Hunting for the ‘stone of heaven’

Canadian jade miner Alan Qiao tells a personal story that captures the mythic place that the “stone of heaven” occupies in the Chinese imagination.

“In China, people really believe that jade is good for your health,” said Qiao. “My mom, once she fell down on the ground, hard. She did not get hurt, but instead her jade bangle was broken. She really believed that this was what helped her avoid getting injured. She felt very lucky.

Jade rings and other items for sale in the Cassiar Mountain Jade Store, Jade City. Photo: SCMP Picture/Handout

“This is just an example [but] many Chinese believe that jade is really good for your health, and also will bring good luck.”

Once associated with emperors, jade is now in huge demand from the booming Chinese middle class. But traditional Chinese reserves of jade, mainly from Xinjiang province, are running low.
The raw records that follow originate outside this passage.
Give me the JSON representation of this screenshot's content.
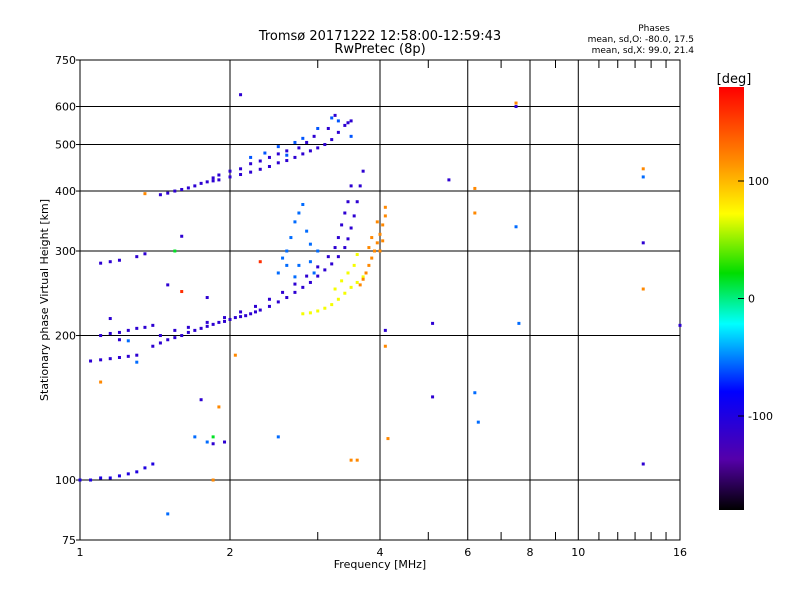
{
  "chart_data": {
    "type": "scatter",
    "title": "Tromsø 20171222 12:58:00-12:59:43",
    "subtitle": "RwPretec (8p)",
    "xlabel": "Frequency [MHz]",
    "ylabel": "Stationary phase Virtual Height [km]",
    "x_scale": "log",
    "y_scale": "log",
    "xlim": [
      1,
      16
    ],
    "ylim": [
      75,
      750
    ],
    "x_ticks": [
      1,
      2,
      4,
      6,
      8,
      10,
      16
    ],
    "y_ticks": [
      75,
      100,
      200,
      300,
      400,
      500,
      600,
      750
    ],
    "x_minor_ticks": [
      3,
      5,
      7,
      9,
      11,
      12,
      13,
      14,
      15
    ],
    "grid": true,
    "stats": {
      "heading": "Phases",
      "line_o": "mean, sd,O: -80.0, 17.5",
      "line_x": "mean, sd,X:  99.0, 21.4"
    },
    "colorbar": {
      "label": "[deg]",
      "range": [
        -180,
        180
      ],
      "ticks": [
        100,
        0,
        -100
      ]
    },
    "series": [
      {
        "trace": "upper-F-layer",
        "phase_deg": -110,
        "points": [
          [
            1.45,
            393
          ],
          [
            1.5,
            396
          ],
          [
            1.55,
            400
          ],
          [
            1.6,
            403
          ],
          [
            1.65,
            406
          ],
          [
            1.7,
            410
          ],
          [
            1.75,
            415
          ],
          [
            1.8,
            418
          ],
          [
            1.85,
            420
          ],
          [
            1.9,
            422
          ],
          [
            2.0,
            428
          ],
          [
            2.1,
            433
          ],
          [
            2.2,
            438
          ],
          [
            2.3,
            444
          ],
          [
            2.4,
            450
          ],
          [
            2.5,
            458
          ],
          [
            2.6,
            463
          ],
          [
            2.7,
            470
          ],
          [
            2.8,
            478
          ],
          [
            2.9,
            485
          ],
          [
            3.0,
            492
          ],
          [
            3.1,
            500
          ],
          [
            3.2,
            512
          ],
          [
            3.3,
            530
          ],
          [
            3.4,
            548
          ],
          [
            3.45,
            555
          ],
          [
            3.5,
            560
          ],
          [
            3.25,
            575
          ],
          [
            3.15,
            540
          ],
          [
            2.95,
            520
          ],
          [
            2.85,
            505
          ],
          [
            2.75,
            492
          ],
          [
            2.6,
            485
          ],
          [
            2.5,
            478
          ],
          [
            2.4,
            470
          ],
          [
            2.3,
            462
          ],
          [
            2.2,
            456
          ],
          [
            2.1,
            445
          ],
          [
            2.0,
            440
          ],
          [
            1.9,
            432
          ],
          [
            1.85,
            426
          ]
        ]
      },
      {
        "trace": "upper-F-layer-cyan",
        "phase_deg": -60,
        "points": [
          [
            2.2,
            470
          ],
          [
            2.35,
            480
          ],
          [
            2.5,
            495
          ],
          [
            2.7,
            505
          ],
          [
            2.8,
            515
          ],
          [
            3.0,
            540
          ],
          [
            3.2,
            568
          ],
          [
            3.3,
            560
          ],
          [
            3.5,
            520
          ],
          [
            2.6,
            475
          ]
        ]
      },
      {
        "trace": "lower-F-layer",
        "phase_deg": -110,
        "points": [
          [
            1.4,
            190
          ],
          [
            1.45,
            193
          ],
          [
            1.5,
            196
          ],
          [
            1.55,
            198
          ],
          [
            1.6,
            200
          ],
          [
            1.65,
            203
          ],
          [
            1.7,
            205
          ],
          [
            1.75,
            207
          ],
          [
            1.8,
            209
          ],
          [
            1.85,
            211
          ],
          [
            1.9,
            213
          ],
          [
            1.95,
            214
          ],
          [
            2.0,
            216
          ],
          [
            2.05,
            218
          ],
          [
            2.1,
            219
          ],
          [
            2.15,
            220
          ],
          [
            2.2,
            222
          ],
          [
            2.25,
            224
          ],
          [
            2.3,
            226
          ],
          [
            2.4,
            230
          ],
          [
            2.5,
            235
          ],
          [
            2.6,
            240
          ],
          [
            2.7,
            246
          ],
          [
            2.8,
            252
          ],
          [
            2.9,
            258
          ],
          [
            3.0,
            266
          ],
          [
            3.1,
            274
          ],
          [
            3.2,
            282
          ],
          [
            3.3,
            292
          ],
          [
            3.4,
            305
          ],
          [
            3.45,
            318
          ],
          [
            3.5,
            335
          ],
          [
            3.55,
            355
          ],
          [
            3.6,
            380
          ],
          [
            3.65,
            410
          ],
          [
            3.7,
            440
          ],
          [
            1.45,
            200
          ],
          [
            1.55,
            205
          ],
          [
            1.65,
            208
          ],
          [
            1.8,
            213
          ],
          [
            1.95,
            218
          ],
          [
            2.1,
            224
          ],
          [
            2.25,
            230
          ],
          [
            2.4,
            238
          ],
          [
            2.55,
            246
          ],
          [
            2.7,
            256
          ],
          [
            2.85,
            266
          ],
          [
            3.0,
            278
          ],
          [
            3.15,
            292
          ],
          [
            3.25,
            305
          ],
          [
            3.3,
            320
          ],
          [
            3.35,
            340
          ],
          [
            3.4,
            360
          ],
          [
            3.45,
            380
          ],
          [
            3.5,
            410
          ]
        ]
      },
      {
        "trace": "lower-F-layer-cyan",
        "phase_deg": -55,
        "points": [
          [
            2.6,
            300
          ],
          [
            2.65,
            320
          ],
          [
            2.7,
            345
          ],
          [
            2.75,
            360
          ],
          [
            2.8,
            375
          ],
          [
            2.85,
            330
          ],
          [
            2.9,
            310
          ],
          [
            3.0,
            300
          ],
          [
            2.75,
            280
          ],
          [
            2.7,
            265
          ],
          [
            2.9,
            285
          ],
          [
            2.95,
            270
          ],
          [
            2.6,
            280
          ],
          [
            2.5,
            270
          ],
          [
            2.55,
            290
          ]
        ]
      },
      {
        "trace": "o-trace-yellow",
        "phase_deg": 70,
        "points": [
          [
            2.8,
            222
          ],
          [
            2.9,
            223
          ],
          [
            3.0,
            225
          ],
          [
            3.1,
            228
          ],
          [
            3.2,
            232
          ],
          [
            3.3,
            238
          ],
          [
            3.4,
            245
          ],
          [
            3.5,
            252
          ],
          [
            3.6,
            258
          ],
          [
            3.7,
            265
          ],
          [
            3.25,
            250
          ],
          [
            3.35,
            260
          ],
          [
            3.45,
            270
          ],
          [
            3.55,
            280
          ],
          [
            3.6,
            295
          ]
        ]
      },
      {
        "trace": "o-trace-orange",
        "phase_deg": 120,
        "points": [
          [
            3.65,
            255
          ],
          [
            3.7,
            262
          ],
          [
            3.75,
            270
          ],
          [
            3.8,
            280
          ],
          [
            3.85,
            290
          ],
          [
            3.9,
            300
          ],
          [
            3.95,
            312
          ],
          [
            4.0,
            325
          ],
          [
            4.05,
            340
          ],
          [
            4.1,
            355
          ],
          [
            4.1,
            370
          ],
          [
            3.95,
            345
          ],
          [
            3.85,
            320
          ],
          [
            3.8,
            305
          ],
          [
            4.0,
            300
          ],
          [
            4.05,
            315
          ]
        ]
      },
      {
        "trace": "low-E-trace",
        "phase_deg": -110,
        "points": [
          [
            1.1,
            200
          ],
          [
            1.15,
            202
          ],
          [
            1.2,
            203
          ],
          [
            1.25,
            205
          ],
          [
            1.3,
            207
          ],
          [
            1.35,
            208
          ],
          [
            1.4,
            210
          ],
          [
            1.1,
            283
          ],
          [
            1.15,
            285
          ],
          [
            1.2,
            287
          ],
          [
            1.3,
            292
          ],
          [
            1.35,
            296
          ]
        ]
      },
      {
        "trace": "E-region",
        "phase_deg": -100,
        "points": [
          [
            1.0,
            100
          ],
          [
            1.05,
            100
          ],
          [
            1.1,
            101
          ],
          [
            1.15,
            101
          ],
          [
            1.2,
            102
          ],
          [
            1.25,
            103
          ],
          [
            1.3,
            104
          ],
          [
            1.35,
            106
          ],
          [
            1.4,
            108
          ]
        ]
      },
      {
        "trace": "sporadic-blue",
        "phase_deg": -110,
        "points": [
          [
            1.05,
            177
          ],
          [
            1.1,
            178
          ],
          [
            1.15,
            179
          ],
          [
            1.2,
            180
          ],
          [
            1.25,
            181
          ],
          [
            1.3,
            182
          ],
          [
            1.6,
            322
          ],
          [
            1.8,
            240
          ],
          [
            1.5,
            255
          ],
          [
            1.75,
            147
          ],
          [
            5.5,
            422
          ],
          [
            5.1,
            212
          ],
          [
            5.1,
            149
          ],
          [
            7.5,
            600
          ],
          [
            13.5,
            312
          ],
          [
            16,
            210
          ],
          [
            4.1,
            205
          ],
          [
            13.5,
            108
          ],
          [
            1.95,
            120
          ],
          [
            1.85,
            119
          ],
          [
            2.1,
            635
          ],
          [
            1.15,
            217
          ],
          [
            1.2,
            196
          ]
        ]
      },
      {
        "trace": "sporadic-cyan",
        "phase_deg": -55,
        "points": [
          [
            6.3,
            132
          ],
          [
            6.2,
            152
          ],
          [
            7.5,
            337
          ],
          [
            7.6,
            212
          ],
          [
            13.5,
            428
          ],
          [
            1.8,
            120
          ],
          [
            2.5,
            123
          ],
          [
            1.7,
            123
          ],
          [
            1.5,
            85
          ],
          [
            1.25,
            195
          ],
          [
            1.3,
            176
          ]
        ]
      },
      {
        "trace": "sporadic-orange",
        "phase_deg": 120,
        "points": [
          [
            1.35,
            395
          ],
          [
            6.2,
            360
          ],
          [
            6.2,
            405
          ],
          [
            7.5,
            610
          ],
          [
            13.5,
            445
          ],
          [
            13.5,
            250
          ],
          [
            2.05,
            182
          ],
          [
            4.1,
            190
          ],
          [
            1.1,
            160
          ],
          [
            1.85,
            100
          ],
          [
            3.6,
            110
          ],
          [
            4.15,
            122
          ],
          [
            3.5,
            110
          ],
          [
            1.9,
            142
          ]
        ]
      },
      {
        "trace": "sporadic-green",
        "phase_deg": 15,
        "points": [
          [
            1.55,
            300
          ],
          [
            1.85,
            123
          ]
        ]
      },
      {
        "trace": "sporadic-red",
        "phase_deg": 160,
        "points": [
          [
            2.3,
            285
          ],
          [
            1.6,
            247
          ]
        ]
      }
    ]
  }
}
Instead, British Columbia in western Canada now supplies 75 per cent of the world’s nephrite jade, according to the provincial government. Along with jadeite, nephrite is one of the two varieties of jade, with jadeite being the slightly harder. Both come in a wide range of colours, from milky white to brown, but are typically associated with a deep, translucent green.

Although the highest quality jade can cost more than gold, at thousands of dollars per ounce, the price of nephrite jade generally varies from C$10 (HK$63) to C$100 per kilogram as a raw stone, according to the BC Ministry of Energy and Mines.

Million-dollar jade boulders are a rare possibility, since some stones can weigh more than 10 tonnes.